Donald Trump Is on the Hook for $88.3 Million in Defamation Damages. What Happens Next?

E. Jean Carroll exits the Manhattan Federal Court following the verdict in the civil rape accusation case against former U.S. President Donald Trump, in New York City, May 9, 2023. (Reuters/Brendan McDermid)

By The Associated Press

NEW YORK (AP) — For years, Donald Trump hurled insults at E. Jean Carroll, saying the advice columnist fabricated a sexual assault allegation against him to sell a book.

Will Trump keep that up, now that he’s been hit with a $83.3 million defamation judgment?

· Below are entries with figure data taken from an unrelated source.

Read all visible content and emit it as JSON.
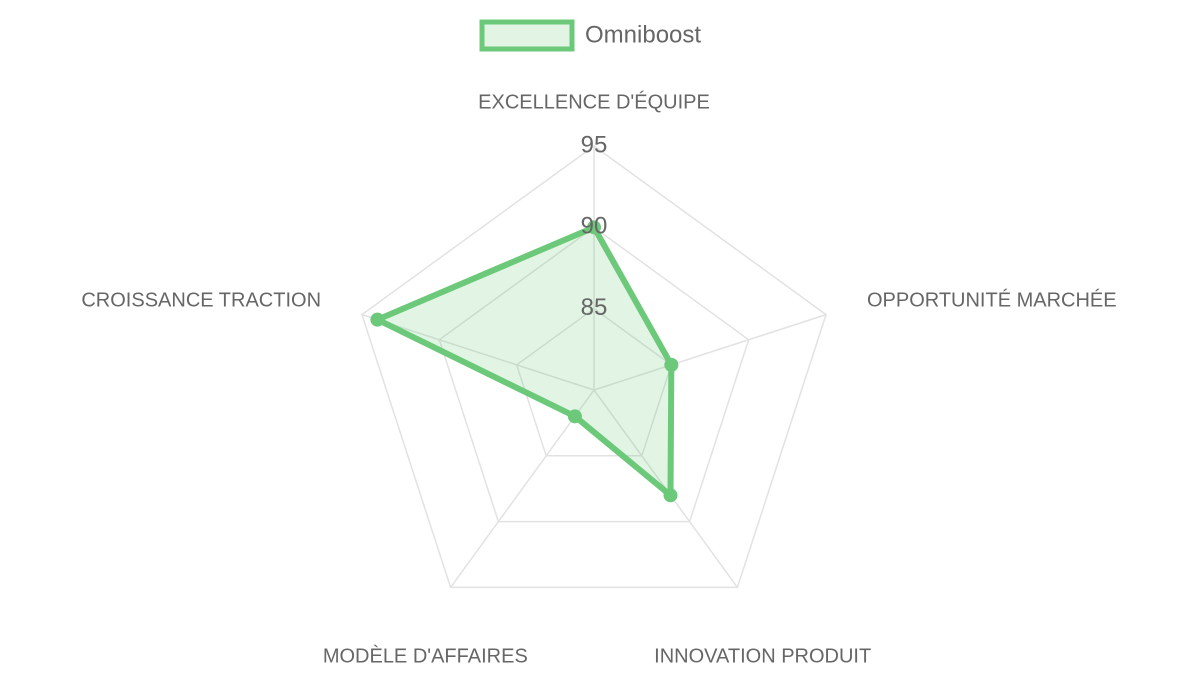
{
  "chart_data": {
    "type": "radar",
    "categories": [
      "EXCELLENCE D'ÉQUIPE",
      "OPPORTUNITÉ MARCHÉE",
      "INNOVATION PRODUIT",
      "MODÈLE D'AFFAIRES",
      "CROISSANCE TRACTION"
    ],
    "series": [
      {
        "name": "Omniboost",
        "color": "#6cc97a",
        "values": [
          90,
          85,
          88,
          82,
          94
        ]
      }
    ],
    "ylim": [
      80,
      95
    ],
    "yticks": [
      85,
      90,
      95
    ],
    "grid": true,
    "legend": "top"
  }
}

A jury on Friday found that Trump had maliciously damaged Carroll’s reputation in 2019 after she went public with her accusations. Jurors awarded her $18 million to compensate for the personal harm she experienced, then added $65 million more to punish Trump — and maybe prevent him from continuing to go after her on social media.

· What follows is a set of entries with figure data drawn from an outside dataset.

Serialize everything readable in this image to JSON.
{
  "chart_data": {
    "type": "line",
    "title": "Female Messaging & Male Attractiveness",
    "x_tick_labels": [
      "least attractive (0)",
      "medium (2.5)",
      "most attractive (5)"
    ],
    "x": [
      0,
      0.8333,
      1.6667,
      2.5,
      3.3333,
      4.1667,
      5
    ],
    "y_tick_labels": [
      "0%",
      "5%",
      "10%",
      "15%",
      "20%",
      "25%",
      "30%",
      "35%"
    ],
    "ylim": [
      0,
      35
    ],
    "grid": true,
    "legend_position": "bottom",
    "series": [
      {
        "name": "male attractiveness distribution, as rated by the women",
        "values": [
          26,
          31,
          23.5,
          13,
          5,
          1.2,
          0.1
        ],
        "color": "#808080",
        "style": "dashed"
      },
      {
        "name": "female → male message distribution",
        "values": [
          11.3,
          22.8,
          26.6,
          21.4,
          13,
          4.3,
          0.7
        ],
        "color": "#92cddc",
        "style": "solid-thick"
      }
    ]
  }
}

A different jury concluded last May that Trump was responsible for sexually abusing Carroll in a Manhattan department store dressing room in 1996. Those jurors awarded Carroll $5 million. If both judgments stand, Trump would owe her a total of $88.3 million.

Trump and his lawyers have promised to appeal.

A look at the verdict and where the case might go from here:


Carroll said she was shopping at the Bergdorf Goodman store on Fifth Avenue in 1996 when she bumped into Trump, who lived nearby. She said they recognized each other. At the time, Carroll had a column in Elle magazine and was the host of a cable TV talk show called “Ask E. Jean.”

In court testimony and in her memoir, Carroll said she and Trump went to the store’s lingerie section and then into a dressing room as each tried to persuade the other to try on a lacy item. When they moved into the dressing room, she said, Trump pushed her into a wall, pulled down her tights and sexually assaulted her. Carroll said she broke free and ran.

After she wrote about the alleged encounter in 2019, Trump, who by then has been elected president, told reporters he had no idea who Carroll was, that her accusation was “totally false” and that she motivated by a desire to sell books.


Carroll sued Trump for defamation in 2019, saying his statements about her were false and damaged her reputation. That claim wound up being bogged down for years over the legal question of whether, in denying the allegations, Trump had been fulfilling his duties as president. Trump claimed that the presidency shield him from liability against the defamation lawsuit.

In the meantime, New York changed its law to give sexual abuse survivors a fresh chance to sue civilly over attacks that happened in the distant past. Carroll was one of the first people to take advantage, filing a new legal claim against Trump alleging that he had raped her. She also sued over things he had said about her after leaving the White House.

Trump was not criminally charged. The civil verdict, however, has led many to mistakenly believe he was convicted of sexually assaulting Carroll. Under state law, too much time had passed since the alleged assault in 1996 for a criminal case to be considered against Trump.

A jury heard testimony in that lawsuit last year and found that while Carroll had not proved she had been raped, under New York’s definition of that crime, Trump had sexually abused her.